Erna Brodber was born 1940, to a farmer and an elementary school teacher in rural Jamaica. She attended high school and university in Kingston, Jamaica where at University College of the West Indies, London (later University of the West Indies [UWI]), she graduated with a BA(Hons) in History, an MSc in Sociology, and a PhD in History. She completed post-graduate work in the Anthropology Department at the University of Sussex and the department of Psychiatry at the University of Washington.
In her long career, Erna worked at the Department of Sociology and later the Institute for Social and Economic Research (now SALISES) at UWI, Mona. Erna was also a visiting professor at several universities in the US and Germany.
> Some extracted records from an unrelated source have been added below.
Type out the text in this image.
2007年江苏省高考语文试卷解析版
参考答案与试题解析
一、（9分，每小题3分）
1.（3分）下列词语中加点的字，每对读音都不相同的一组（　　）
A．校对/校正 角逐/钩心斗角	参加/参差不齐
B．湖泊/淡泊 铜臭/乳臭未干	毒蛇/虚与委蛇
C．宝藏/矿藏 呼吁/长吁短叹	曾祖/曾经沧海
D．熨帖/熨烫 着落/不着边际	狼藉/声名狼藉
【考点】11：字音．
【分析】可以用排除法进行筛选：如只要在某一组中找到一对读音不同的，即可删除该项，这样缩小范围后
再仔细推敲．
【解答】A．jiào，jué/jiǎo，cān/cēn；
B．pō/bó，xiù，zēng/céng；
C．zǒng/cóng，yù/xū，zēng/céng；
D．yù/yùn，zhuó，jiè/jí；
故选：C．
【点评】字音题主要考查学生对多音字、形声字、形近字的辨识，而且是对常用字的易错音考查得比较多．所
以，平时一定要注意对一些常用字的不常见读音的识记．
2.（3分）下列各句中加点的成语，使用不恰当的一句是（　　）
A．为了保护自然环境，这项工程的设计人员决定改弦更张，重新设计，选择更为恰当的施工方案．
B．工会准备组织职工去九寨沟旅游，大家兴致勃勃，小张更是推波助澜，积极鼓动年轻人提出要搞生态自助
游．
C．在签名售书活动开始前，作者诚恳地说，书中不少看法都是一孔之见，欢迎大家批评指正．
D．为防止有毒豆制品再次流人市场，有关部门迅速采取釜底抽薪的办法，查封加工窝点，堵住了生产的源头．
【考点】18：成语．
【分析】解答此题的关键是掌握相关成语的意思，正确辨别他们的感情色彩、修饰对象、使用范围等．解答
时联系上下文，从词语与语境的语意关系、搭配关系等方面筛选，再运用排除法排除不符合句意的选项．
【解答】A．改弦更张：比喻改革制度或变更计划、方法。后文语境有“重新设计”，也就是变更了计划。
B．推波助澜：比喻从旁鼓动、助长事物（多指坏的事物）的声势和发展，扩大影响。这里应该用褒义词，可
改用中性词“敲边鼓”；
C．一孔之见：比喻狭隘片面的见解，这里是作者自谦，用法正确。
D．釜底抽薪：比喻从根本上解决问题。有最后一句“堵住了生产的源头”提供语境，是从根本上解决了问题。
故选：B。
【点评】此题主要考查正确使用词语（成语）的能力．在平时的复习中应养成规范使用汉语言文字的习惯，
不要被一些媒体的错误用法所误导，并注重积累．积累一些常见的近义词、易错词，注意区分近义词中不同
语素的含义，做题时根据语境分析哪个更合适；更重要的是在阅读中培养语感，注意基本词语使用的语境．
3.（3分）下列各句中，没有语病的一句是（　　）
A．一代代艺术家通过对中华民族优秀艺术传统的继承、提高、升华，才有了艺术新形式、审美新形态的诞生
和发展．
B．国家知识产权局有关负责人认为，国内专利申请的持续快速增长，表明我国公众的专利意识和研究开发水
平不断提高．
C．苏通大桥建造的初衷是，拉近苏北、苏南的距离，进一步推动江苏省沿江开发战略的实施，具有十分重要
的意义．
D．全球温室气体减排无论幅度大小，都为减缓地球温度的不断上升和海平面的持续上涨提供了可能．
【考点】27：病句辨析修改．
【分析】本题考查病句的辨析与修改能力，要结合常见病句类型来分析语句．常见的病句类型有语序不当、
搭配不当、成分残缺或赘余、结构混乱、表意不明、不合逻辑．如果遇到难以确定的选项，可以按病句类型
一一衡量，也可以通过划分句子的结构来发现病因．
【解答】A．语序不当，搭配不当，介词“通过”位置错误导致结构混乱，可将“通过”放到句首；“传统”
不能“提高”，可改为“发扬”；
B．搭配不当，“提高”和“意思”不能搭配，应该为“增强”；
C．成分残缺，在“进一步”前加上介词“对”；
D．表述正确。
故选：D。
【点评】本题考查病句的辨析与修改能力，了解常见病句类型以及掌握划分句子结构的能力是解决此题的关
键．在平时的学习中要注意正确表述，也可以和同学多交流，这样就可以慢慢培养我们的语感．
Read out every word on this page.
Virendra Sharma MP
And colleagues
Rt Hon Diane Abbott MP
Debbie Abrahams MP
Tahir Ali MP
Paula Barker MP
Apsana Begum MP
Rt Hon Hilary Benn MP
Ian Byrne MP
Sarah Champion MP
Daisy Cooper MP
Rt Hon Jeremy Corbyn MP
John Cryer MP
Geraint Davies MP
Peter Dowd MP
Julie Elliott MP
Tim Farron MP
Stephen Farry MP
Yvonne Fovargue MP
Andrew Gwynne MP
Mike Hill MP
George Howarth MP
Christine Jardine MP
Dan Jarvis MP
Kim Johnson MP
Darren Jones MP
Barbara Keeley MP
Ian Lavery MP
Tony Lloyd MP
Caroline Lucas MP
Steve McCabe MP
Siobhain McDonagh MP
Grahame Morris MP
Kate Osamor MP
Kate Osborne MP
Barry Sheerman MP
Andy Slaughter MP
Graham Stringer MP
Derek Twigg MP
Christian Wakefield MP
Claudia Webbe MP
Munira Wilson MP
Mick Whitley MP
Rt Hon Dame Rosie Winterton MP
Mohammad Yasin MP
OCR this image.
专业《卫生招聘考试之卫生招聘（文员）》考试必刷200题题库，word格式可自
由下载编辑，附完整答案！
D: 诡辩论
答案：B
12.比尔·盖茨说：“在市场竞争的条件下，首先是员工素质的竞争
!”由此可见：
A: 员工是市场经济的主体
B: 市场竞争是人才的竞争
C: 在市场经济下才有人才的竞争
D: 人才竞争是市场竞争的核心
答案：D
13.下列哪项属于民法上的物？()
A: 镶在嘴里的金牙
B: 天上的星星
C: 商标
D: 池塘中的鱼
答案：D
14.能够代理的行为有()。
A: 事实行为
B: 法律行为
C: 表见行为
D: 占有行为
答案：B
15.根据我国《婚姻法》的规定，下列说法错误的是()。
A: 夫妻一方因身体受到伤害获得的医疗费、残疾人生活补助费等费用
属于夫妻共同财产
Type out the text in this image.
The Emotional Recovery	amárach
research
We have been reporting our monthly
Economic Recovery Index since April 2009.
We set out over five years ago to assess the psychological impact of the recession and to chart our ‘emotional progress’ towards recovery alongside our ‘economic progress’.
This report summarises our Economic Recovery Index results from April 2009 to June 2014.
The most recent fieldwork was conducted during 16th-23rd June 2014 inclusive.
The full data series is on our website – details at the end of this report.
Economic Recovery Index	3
Today, she is based in her natal village as an independent scholar working through the agency she founded called blackspace, which focuses on understanding the thought and philosophy of descendants of African enslaved in the New World, as well as on community development.
Erna is the author of several published research papers and 14 monographs—8 of which are non-fiction, 5 novels, and one collection of short stories. Her work has garnered awards from the Association of Caribbean Women Writers and Scholars, the government of the Netherlands, the government of Jamaica, the Institute of Jamaica, and the prestigious Windham-Campbell Award from Yale University in 2017.
She is currently working on a book tentatively titled, Out of Wales and into Jamaica: the Broadbers/Brodbers 1722-1922. Departing from Caribbean historical scholarship that has paid a lot of attention to planters, this work has led to a focus on sawyers, carpenters, and penkeepers; people likely to be of the lower middle class in Jamaica. Erna is currently seeking a publisher for a completed manuscript, a study in fiction and sociology called Man and Woman Story.